Die Krux: Günther war gerade vom Bund eingezogen worden und somit die nächsten zwei Monate unabkömmlich. Warum ich mich mit dem Problem nicht an jemand anders wandte, kann ich im Nachhinein gar nicht mehr genau sagen. War halt so.
Zwei Monate später also nahm Günther sich erneut des Problems an. Eine Lösung fand er nicht. Wenigstens brachte er den CD-Player zum Laufen. Das war mir Trost genug. Konnte ich so wenigstens mein Programm weitestgehend selbst bestimmen.
Etwa ein dreiviertel Jahr später, den Gedanken, beim Autofahren Radio hören zu können, hatte ich schon aus meinem Hirn gestrichen, unternahm ich einen Ausflug nach Österreich. Das erste, was mich wunderte, waren die niedrigen Benzinpreise. Was hat Österreich doch gleich für eine Währung? Ach ja, auch Euro. Merkwürdig. Ich erinnere mich noch genau, wie ich nichts Böses ahnend für meine Verhältnisse sehr gemütlich durchs beschauliche Oberösterreich fuhr und den Klängen eines wunderbaren Soundtracks zu einem noch wunderbareren Film lauschte. Plötzlich diese Stimme! Woher kam sie? Aus meinem Kopf?
‚Bitte Vorsicht auf der A1 Oberösterreich, zwischen Wien und Linz, 5 Kilometer stockender Verkehr.’
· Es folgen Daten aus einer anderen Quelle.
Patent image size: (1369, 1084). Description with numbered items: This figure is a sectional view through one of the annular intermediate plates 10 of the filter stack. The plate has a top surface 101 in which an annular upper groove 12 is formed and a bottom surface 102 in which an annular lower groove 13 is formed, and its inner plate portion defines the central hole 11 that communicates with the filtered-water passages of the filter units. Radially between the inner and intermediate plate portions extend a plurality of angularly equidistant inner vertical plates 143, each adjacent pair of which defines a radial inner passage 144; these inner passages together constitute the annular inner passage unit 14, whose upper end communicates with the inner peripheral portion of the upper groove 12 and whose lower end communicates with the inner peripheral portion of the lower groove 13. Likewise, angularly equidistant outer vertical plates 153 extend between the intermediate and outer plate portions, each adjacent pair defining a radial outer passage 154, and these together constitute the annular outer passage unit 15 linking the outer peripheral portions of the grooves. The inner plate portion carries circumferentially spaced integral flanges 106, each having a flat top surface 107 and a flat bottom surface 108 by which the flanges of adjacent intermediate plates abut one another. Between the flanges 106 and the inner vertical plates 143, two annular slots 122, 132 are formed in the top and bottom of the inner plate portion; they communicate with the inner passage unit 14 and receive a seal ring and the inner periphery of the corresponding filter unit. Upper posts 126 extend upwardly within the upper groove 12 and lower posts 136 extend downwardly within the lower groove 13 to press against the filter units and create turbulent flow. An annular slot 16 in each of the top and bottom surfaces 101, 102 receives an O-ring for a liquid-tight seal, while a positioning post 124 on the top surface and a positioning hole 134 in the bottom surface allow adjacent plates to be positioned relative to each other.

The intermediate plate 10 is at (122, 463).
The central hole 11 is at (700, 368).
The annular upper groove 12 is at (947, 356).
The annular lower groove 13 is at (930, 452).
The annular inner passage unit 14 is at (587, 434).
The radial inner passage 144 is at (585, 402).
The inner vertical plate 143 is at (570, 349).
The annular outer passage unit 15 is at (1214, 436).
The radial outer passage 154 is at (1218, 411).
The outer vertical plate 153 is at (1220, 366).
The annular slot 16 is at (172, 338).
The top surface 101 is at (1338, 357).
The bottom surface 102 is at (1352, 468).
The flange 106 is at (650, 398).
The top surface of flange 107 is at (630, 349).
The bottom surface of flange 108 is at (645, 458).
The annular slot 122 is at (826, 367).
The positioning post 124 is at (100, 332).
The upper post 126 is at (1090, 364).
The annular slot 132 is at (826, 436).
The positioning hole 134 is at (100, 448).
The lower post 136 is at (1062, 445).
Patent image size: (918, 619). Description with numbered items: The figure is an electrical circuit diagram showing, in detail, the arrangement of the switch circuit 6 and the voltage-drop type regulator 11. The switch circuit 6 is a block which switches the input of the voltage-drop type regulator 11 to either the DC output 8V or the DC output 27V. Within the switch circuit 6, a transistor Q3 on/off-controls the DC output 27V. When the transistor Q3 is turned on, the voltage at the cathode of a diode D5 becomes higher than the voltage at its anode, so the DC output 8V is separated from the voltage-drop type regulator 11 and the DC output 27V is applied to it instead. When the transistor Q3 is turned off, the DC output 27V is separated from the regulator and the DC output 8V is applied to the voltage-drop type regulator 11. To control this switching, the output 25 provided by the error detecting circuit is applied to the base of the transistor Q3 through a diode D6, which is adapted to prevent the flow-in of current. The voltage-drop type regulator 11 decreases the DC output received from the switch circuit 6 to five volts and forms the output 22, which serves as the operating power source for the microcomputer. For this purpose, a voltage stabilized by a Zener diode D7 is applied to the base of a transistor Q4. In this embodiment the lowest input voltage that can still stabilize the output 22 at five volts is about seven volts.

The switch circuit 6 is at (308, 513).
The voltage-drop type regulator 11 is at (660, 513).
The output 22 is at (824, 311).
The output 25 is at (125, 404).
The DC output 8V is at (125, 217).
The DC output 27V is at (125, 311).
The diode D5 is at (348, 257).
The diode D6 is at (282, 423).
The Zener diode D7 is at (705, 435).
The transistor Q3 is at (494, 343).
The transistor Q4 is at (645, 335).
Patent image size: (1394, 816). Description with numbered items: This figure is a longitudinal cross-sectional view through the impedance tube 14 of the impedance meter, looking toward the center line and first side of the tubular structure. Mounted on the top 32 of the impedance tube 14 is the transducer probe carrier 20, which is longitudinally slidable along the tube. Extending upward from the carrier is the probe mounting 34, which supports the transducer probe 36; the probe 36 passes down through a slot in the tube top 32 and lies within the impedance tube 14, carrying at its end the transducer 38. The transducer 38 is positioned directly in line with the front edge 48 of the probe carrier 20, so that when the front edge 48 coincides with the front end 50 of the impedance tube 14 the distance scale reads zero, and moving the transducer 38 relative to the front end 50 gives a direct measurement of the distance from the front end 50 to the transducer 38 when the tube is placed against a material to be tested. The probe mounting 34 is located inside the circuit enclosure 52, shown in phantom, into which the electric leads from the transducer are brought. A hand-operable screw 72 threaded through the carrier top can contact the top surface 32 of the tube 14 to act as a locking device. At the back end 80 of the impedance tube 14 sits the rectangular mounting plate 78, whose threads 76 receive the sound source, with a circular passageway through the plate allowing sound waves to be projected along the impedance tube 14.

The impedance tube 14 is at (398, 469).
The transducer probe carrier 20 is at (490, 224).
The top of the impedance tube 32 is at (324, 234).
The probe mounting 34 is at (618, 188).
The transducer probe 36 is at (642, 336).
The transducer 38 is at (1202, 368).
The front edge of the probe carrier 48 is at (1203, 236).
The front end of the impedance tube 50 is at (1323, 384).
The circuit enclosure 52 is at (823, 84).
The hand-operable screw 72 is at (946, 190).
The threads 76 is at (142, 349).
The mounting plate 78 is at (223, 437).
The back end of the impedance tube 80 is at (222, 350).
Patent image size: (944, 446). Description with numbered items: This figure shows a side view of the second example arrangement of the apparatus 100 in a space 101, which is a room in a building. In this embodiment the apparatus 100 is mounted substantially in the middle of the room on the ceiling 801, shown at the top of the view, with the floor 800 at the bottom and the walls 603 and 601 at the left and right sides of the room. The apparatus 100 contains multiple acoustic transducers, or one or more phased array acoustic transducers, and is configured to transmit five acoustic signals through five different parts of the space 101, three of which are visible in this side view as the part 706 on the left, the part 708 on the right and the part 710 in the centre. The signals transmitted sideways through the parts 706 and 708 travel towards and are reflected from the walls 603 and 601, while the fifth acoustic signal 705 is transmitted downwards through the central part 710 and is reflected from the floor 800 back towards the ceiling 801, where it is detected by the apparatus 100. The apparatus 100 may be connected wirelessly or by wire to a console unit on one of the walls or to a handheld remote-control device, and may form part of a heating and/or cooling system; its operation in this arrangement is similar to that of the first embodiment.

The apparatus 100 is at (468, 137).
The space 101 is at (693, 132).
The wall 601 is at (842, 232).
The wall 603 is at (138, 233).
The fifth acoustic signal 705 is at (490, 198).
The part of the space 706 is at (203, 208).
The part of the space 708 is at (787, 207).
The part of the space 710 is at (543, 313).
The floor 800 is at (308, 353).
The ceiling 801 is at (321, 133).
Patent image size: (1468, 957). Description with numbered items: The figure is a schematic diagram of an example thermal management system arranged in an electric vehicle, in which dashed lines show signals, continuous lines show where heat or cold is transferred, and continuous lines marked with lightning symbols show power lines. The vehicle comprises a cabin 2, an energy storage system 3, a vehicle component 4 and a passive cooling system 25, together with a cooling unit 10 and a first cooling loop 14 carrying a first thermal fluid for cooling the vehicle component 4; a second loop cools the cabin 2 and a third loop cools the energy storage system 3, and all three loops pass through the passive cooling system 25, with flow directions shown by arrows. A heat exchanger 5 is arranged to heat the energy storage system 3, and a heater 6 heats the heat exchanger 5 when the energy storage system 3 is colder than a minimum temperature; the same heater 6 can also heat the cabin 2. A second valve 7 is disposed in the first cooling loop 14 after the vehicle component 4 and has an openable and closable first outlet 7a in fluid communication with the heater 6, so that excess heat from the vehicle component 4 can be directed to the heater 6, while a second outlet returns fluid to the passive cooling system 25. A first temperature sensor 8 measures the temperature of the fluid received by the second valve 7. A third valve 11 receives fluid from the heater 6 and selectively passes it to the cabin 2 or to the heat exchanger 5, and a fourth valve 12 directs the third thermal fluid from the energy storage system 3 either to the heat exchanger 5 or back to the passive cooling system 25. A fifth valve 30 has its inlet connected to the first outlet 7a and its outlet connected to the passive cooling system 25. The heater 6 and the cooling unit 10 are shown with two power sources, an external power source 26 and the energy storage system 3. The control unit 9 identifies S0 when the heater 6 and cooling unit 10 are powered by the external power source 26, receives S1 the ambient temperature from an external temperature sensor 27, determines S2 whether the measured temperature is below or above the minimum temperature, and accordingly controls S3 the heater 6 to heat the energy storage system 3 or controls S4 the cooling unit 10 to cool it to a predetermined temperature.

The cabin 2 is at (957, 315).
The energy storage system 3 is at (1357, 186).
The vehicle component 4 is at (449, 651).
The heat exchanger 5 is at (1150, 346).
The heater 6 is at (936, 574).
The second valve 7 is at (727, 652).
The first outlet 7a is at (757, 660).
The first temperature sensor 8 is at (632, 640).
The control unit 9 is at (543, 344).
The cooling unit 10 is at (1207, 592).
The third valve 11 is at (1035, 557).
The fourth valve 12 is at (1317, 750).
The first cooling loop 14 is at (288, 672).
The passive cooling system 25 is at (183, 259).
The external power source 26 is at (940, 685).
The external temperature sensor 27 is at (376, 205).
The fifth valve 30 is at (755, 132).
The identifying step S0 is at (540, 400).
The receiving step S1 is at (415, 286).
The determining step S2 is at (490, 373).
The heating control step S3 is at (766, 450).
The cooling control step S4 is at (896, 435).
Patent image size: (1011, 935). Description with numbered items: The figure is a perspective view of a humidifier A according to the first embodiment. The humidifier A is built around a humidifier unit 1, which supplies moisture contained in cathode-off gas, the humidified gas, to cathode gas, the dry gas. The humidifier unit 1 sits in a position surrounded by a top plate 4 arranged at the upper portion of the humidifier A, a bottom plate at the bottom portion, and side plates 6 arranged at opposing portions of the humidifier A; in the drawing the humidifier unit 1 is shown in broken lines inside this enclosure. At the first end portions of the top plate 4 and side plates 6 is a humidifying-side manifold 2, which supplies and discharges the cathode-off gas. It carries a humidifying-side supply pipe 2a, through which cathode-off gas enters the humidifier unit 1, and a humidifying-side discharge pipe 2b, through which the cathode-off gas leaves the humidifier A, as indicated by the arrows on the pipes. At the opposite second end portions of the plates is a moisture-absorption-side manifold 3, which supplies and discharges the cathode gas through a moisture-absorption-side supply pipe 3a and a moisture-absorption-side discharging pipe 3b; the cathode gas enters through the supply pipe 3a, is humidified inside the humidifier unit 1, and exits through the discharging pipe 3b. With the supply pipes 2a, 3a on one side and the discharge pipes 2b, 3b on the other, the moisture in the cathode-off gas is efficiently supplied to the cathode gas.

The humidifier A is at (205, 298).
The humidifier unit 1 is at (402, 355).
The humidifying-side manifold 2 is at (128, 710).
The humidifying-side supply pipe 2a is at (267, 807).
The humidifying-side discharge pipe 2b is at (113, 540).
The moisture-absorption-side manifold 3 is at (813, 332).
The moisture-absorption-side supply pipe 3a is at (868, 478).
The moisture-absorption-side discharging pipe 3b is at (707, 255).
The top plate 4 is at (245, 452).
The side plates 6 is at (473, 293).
Nein, das war keine Einbildung! Das war mein Radio! Es war wieder da! Ein Wunder! So froh, endlich wieder über diesen Kommunikationsweg an die Welt angeschlossen zu sein, dudelte fortan alles über den Äther. Ö3, Bayern 3, FFH. Den ganzen Weg bis nach Hause begleiteten mich fröhliche, sinnfreie Radiosendungen. Den ganzen Weg? Denkste! Kaum hatte ich Hessen gen Norden verlassen und fuhr ins schöne niedersächsische Heimatbundesland ein, verließen sie mich. Ich konnte es nicht fassen, aber es war so. Enttäuscht war ich schon. Das wurde auch nicht durch die Tatsache gemildert, dass mein Radio mir gnädig gestimmt war, wenn ich einmal zum Fußball nach NRW fuhr. Da sendete es anstandslos. Nur zwischen Osnabrück und Magdeburg, zwischen Emden und Göttingen, da wollte es einfach nicht. Ich glaube, es hatte eine Allergie gegen das, manche würden es verdorben nennen, liebliche Land Niedersachsen.